Copper overload in diabetes mellitus differs from that in Wilson’s disease through differences in their respective Screening Library molecular weight causative molecular mechanisms, and resulting differences in tissue localization and behaviour of the excess copper.\n\nElevated pathogenetic tissue binding of copper occurs in diabetes. It may well be mediated by advanced-glycation endproduct (AGE) modification of susceptible
amino-acid residues in long-lived fibrous proteins, for example, connective tissue collagens in locations such as blood vessel walls. These AGE modifications can act as localized, fixed endogenous chelators that increase the chelatable-copper content of organs such as the heart and kidneys by binding excessive amounts of catalytically
active Cu-II in specific vascular beds, thereby focusing the related copper-mediated oxidative stress in susceptible tissues.\n\nIn this review, summarized evidence from our clinical studies in healthy volunteers BIX 01294 datasheet and diabetic patients with left-ventricular hypertrophy, and from nonclinical models of diabetic cardiac, arterial, renal and neural disease is used to construct descriptions of the mechanisms by which TETA treatment prevents injury and regenerates damaged organs.

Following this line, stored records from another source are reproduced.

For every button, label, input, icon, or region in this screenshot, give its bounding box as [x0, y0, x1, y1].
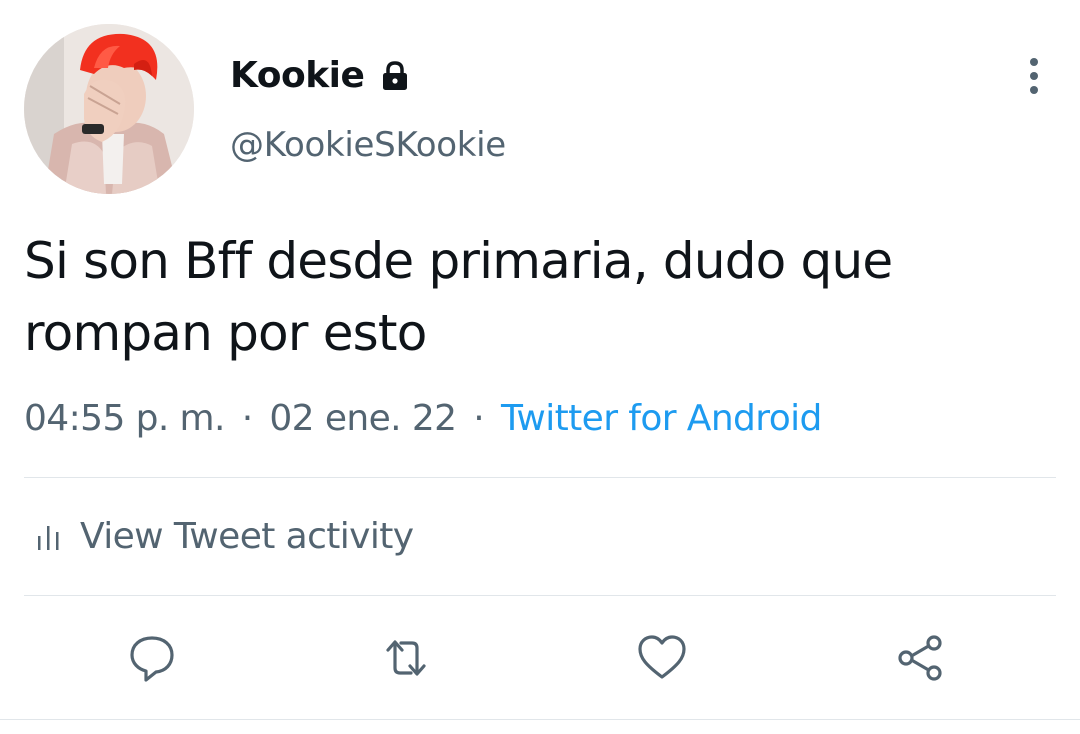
divider [24, 477, 1056, 478]
tweet-date[interactable]: 02 ene. 22 [269, 398, 457, 439]
more-options-button[interactable] [1016, 54, 1052, 98]
share-button[interactable] [892, 630, 948, 686]
meta-separator: · [241, 398, 253, 439]
like-button[interactable] [634, 630, 690, 686]
divider [0, 719, 1080, 720]
vertical-dots-icon-dot [1030, 86, 1038, 94]
avatar[interactable] [24, 24, 194, 194]
heart-icon [638, 635, 686, 679]
share-nodes-icon [898, 635, 942, 681]
tweet-meta: 04:55 p. m. · 02 ene. 22 · Twitter for A… [24, 392, 822, 446]
divider [24, 595, 1056, 596]
speech-bubble-icon [130, 636, 174, 682]
display-name[interactable]: Kookie [230, 52, 365, 100]
view-tweet-activity-button[interactable]: View Tweet activity [36, 510, 414, 564]
retweet-button[interactable] [378, 630, 434, 686]
tweet-source-link[interactable]: Twitter for Android [501, 398, 822, 439]
tweet-text: Si son Bff desde primaria, dudo que romp… [24, 232, 893, 362]
tweet-time[interactable]: 04:55 p. m. [24, 398, 225, 439]
view-tweet-activity-label: View Tweet activity [80, 516, 414, 557]
reply-button[interactable] [124, 630, 180, 686]
author-name-row: Kookie [230, 52, 412, 100]
bar-chart-icon [36, 522, 62, 552]
vertical-dots-icon [1030, 58, 1038, 66]
user-handle[interactable]: @KookieSKookie [230, 122, 506, 168]
avatar-photo [24, 24, 194, 194]
vertical-dots-icon-dot [1030, 72, 1038, 80]
lock-icon [378, 59, 412, 93]
retweet-arrows-icon [386, 640, 426, 676]
meta-separator: · [473, 398, 485, 439]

Our recent phase II proof-of-principle studies in patients with type 2 diabetes and in nonclinical models of diabetes have helped to define the pathogenetic defects in copper regulation, and have shown that they are reversible by TETA. The drug tightly binds and extracts excess systemic Cu-II into the urine whilst neutralizing its catalytic activity, but does not cause systemic copper deficiency, even after prolonged use. Its physicochemical
properties, which are pivotal for its safety and efficacy, clearly differentiate it from all other clinically available transition metal chelators, including D-penicillamine, ammonium tetrathiomolybdate and clioquinol.\n\nThe studies reviewed here show that TETA treatment is generally effective in preventing or reversing diabetic organ damage, and support its ongoing development as a new medicine for diabetes. Trientine (TETA dihydrochloride) has been used since the mid-1980s as a second-line treatment for Wilson’s disease, and our VX-680 inhibitor recent clinical studies have reinforced the impression that it is likely to be safe for long-term use in patients with diabetes and related metabolic disorders. There is substantive evidence to support the view that diabetes shares many pathogenetic mechanisms with Alzheimer’s disease and vascular dementia. Indeed, the close epidemiological and molecular linkages between them point to Alzheimer’s disease/vascular dementia as a further therapeutic target where experimental pharmacotherapy with TETA could well find further clinical application.